Aunque, en efecto, el tiempo de curación de dichas lesiones excede de lo habitual, no existen motivos suficientes para apartarnos del criterio médico y de los razonamientos de la sentencia apelada, que se atiene a dicho informe y al baremo establecido, por lo que aquélla debe ser confirmada, sin que existan motivos suficientes para hacer imposición de costas.

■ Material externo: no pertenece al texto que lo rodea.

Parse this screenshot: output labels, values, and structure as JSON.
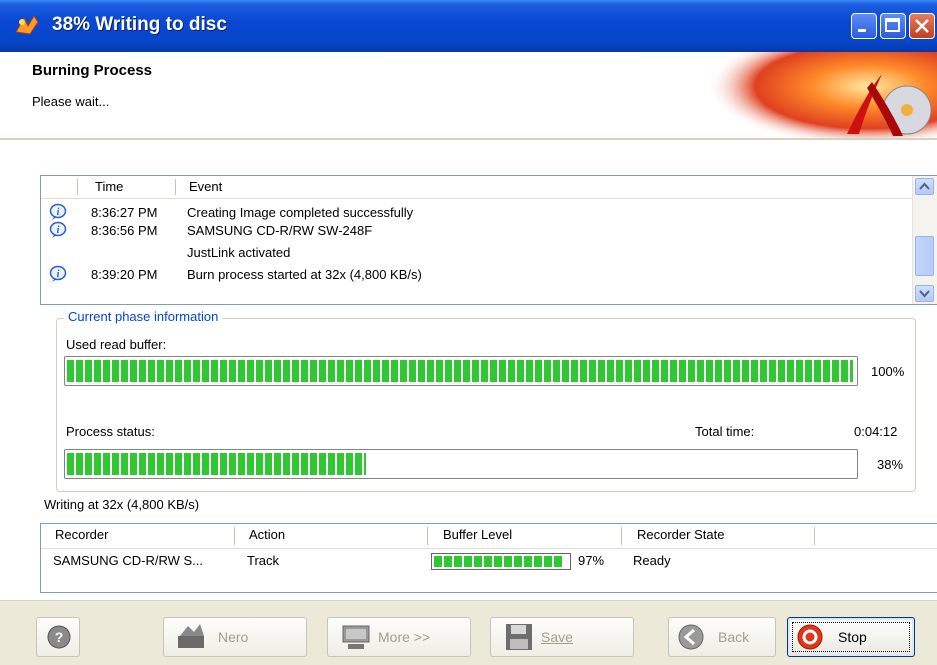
{
  "window": {
    "title": "38% Writing to disc"
  },
  "header": {
    "title": "Burning Process",
    "subtitle": "Please wait..."
  },
  "log": {
    "columns": [
      "Time",
      "Event"
    ],
    "rows": [
      {
        "time": "8:36:27 PM",
        "event": "Creating Image completed successfully",
        "icon": "info-icon"
      },
      {
        "time": "8:36:56 PM",
        "event": "SAMSUNG CD-R/RW SW-248F",
        "icon": "info-icon"
      },
      {
        "time": "",
        "event": "JustLink activated",
        "icon": ""
      },
      {
        "time": "8:39:20 PM",
        "event": "Burn process started at 32x (4,800 KB/s)",
        "icon": "info-icon"
      }
    ]
  },
  "phase": {
    "legend": "Current phase information",
    "buffer_label": "Used read buffer:",
    "buffer_value": 1.0,
    "buffer_pct": "100%",
    "status_label": "Process status:",
    "status_value": 0.38,
    "status_pct": "38%",
    "total_time_label": "Total time:",
    "total_time": "0:04:12"
  },
  "writing_speed": "Writing at 32x (4,800 KB/s)",
  "recorders": {
    "columns": [
      "Recorder",
      "Action",
      "Buffer Level",
      "Recorder State"
    ],
    "rows": [
      {
        "recorder": "SAMSUNG CD-R/RW S...",
        "action": "Track",
        "buffer_value": 0.97,
        "buffer_pct": "97%",
        "state": "Ready"
      }
    ]
  },
  "buttons": {
    "help_icon": "question-icon",
    "nero": "Nero",
    "more": "More >>",
    "save": "Save",
    "back": "Back",
    "stop": "Stop"
  },
  "colors": {
    "title_bar": "#0a48d3",
    "progress": "#2fc832",
    "legend": "#0046d5"
  }
}
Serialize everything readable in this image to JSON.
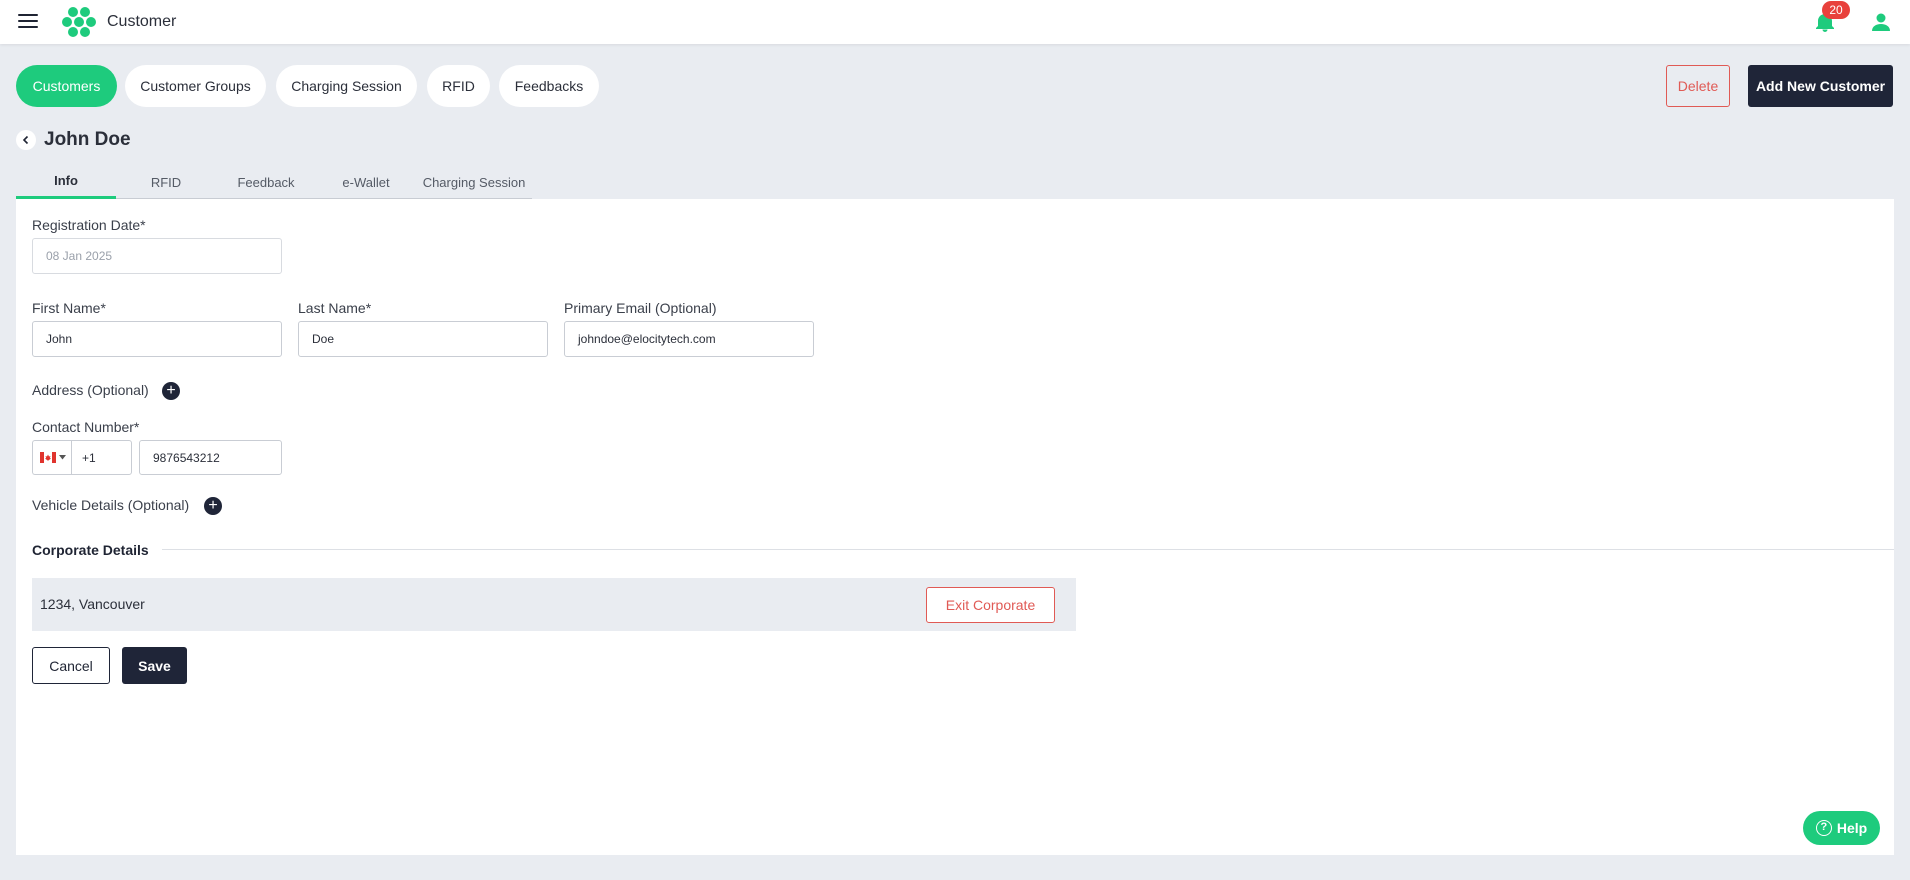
{
  "app": {
    "title": "Customer",
    "notification_count": "20"
  },
  "section_tabs": [
    {
      "label": "Customers",
      "active": true
    },
    {
      "label": "Customer Groups",
      "active": false
    },
    {
      "label": "Charging Session",
      "active": false
    },
    {
      "label": "RFID",
      "active": false
    },
    {
      "label": "Feedbacks",
      "active": false
    }
  ],
  "actions": {
    "delete_label": "Delete",
    "add_label": "Add New Customer"
  },
  "page": {
    "title": "John Doe"
  },
  "sub_tabs": [
    {
      "label": "Info",
      "active": true
    },
    {
      "label": "RFID",
      "active": false
    },
    {
      "label": "Feedback",
      "active": false
    },
    {
      "label": "e-Wallet",
      "active": false
    },
    {
      "label": "Charging Session",
      "active": false
    }
  ],
  "form": {
    "registration_date": {
      "label": "Registration Date*",
      "value": "08 Jan 2025"
    },
    "first_name": {
      "label": "First Name*",
      "value": "John"
    },
    "last_name": {
      "label": "Last Name*",
      "value": "Doe"
    },
    "email": {
      "label": "Primary Email (Optional)",
      "value": "johndoe@elocitytech.com"
    },
    "address": {
      "label": "Address (Optional)"
    },
    "contact": {
      "label": "Contact Number*",
      "country_code": "+1",
      "number": "9876543212"
    },
    "vehicle": {
      "label": "Vehicle Details (Optional)"
    },
    "corporate": {
      "heading": "Corporate Details",
      "entry": "1234, Vancouver",
      "exit_label": "Exit Corporate"
    },
    "cancel_label": "Cancel",
    "save_label": "Save"
  },
  "help_label": "Help",
  "colors": {
    "accent": "#1ecb7d",
    "dark": "#1f2538",
    "danger": "#e05a55",
    "background": "#e9ecf1"
  },
  "icons": [
    "menu-icon",
    "logo-icon",
    "bell-icon",
    "user-icon",
    "chevron-left-icon",
    "plus-circle-icon",
    "canada-flag-icon",
    "caret-down-icon",
    "question-circle-icon"
  ]
}
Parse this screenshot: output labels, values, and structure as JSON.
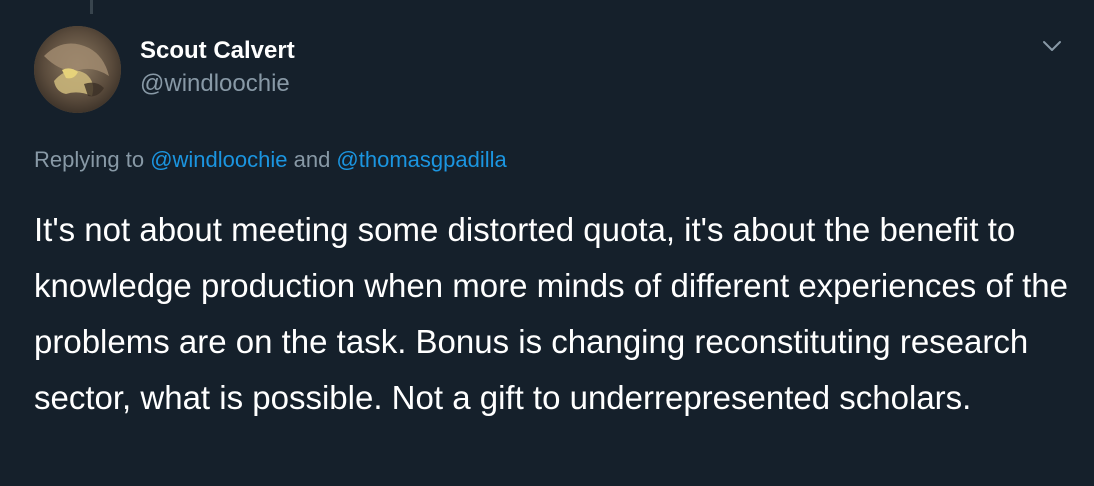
{
  "colors": {
    "background": "#15202b",
    "primary_text": "#ffffff",
    "secondary_text": "#8899a6",
    "link": "#1b95e0"
  },
  "user": {
    "display_name": "Scout Calvert",
    "handle": "@windloochie",
    "avatar_icon": "user-avatar"
  },
  "menu": {
    "icon": "chevron-down-icon"
  },
  "reply": {
    "prefix": "Replying to ",
    "mention_1": "@windloochie",
    "joiner": " and ",
    "mention_2": "@thomasgpadilla"
  },
  "tweet": {
    "text": "It's not about meeting some distorted quota, it's about the benefit to knowledge production when more minds of different experiences of the problems are on the task. Bonus is changing reconstituting research sector, what is possible. Not a gift to underrepresented scholars."
  }
}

VISTOSlos preceptos citados y demás de general y pertinente aplicación.
Fallo
Que debo desestimar y DESESTIMO el recurso de apelación interpuesto por la procuradora Sra. GIMÉNEZ JIMÉNEZ en representación de Oscar y GENERALI SEGUROS contra la sentencia dictada por el Juzgado de Instrucción nº 3 de Córdoba, en el Juicio de Faltas nº 23/14, de fecha 11/12/14 la cual se CONFIRMA íntegramente, declarando de oficio las costas procesales causadas en esta instancia.
Notifíquese esta sentencia a las partes, con indicación de que la misma es firme. Devuélvanse los autos originales al Juzgado de Instrucción de su procedencia, con certificación de esta resolución, para su conocimiento, efectos y ejecución, solicitando acuse de recibo.
Así por esta mi sentencia, que se incorporará al libro correspondiente y de la que se unirá certificación al rollo de su razón, juzgando en segunda instancia, lo pronuncio, mando y firmo.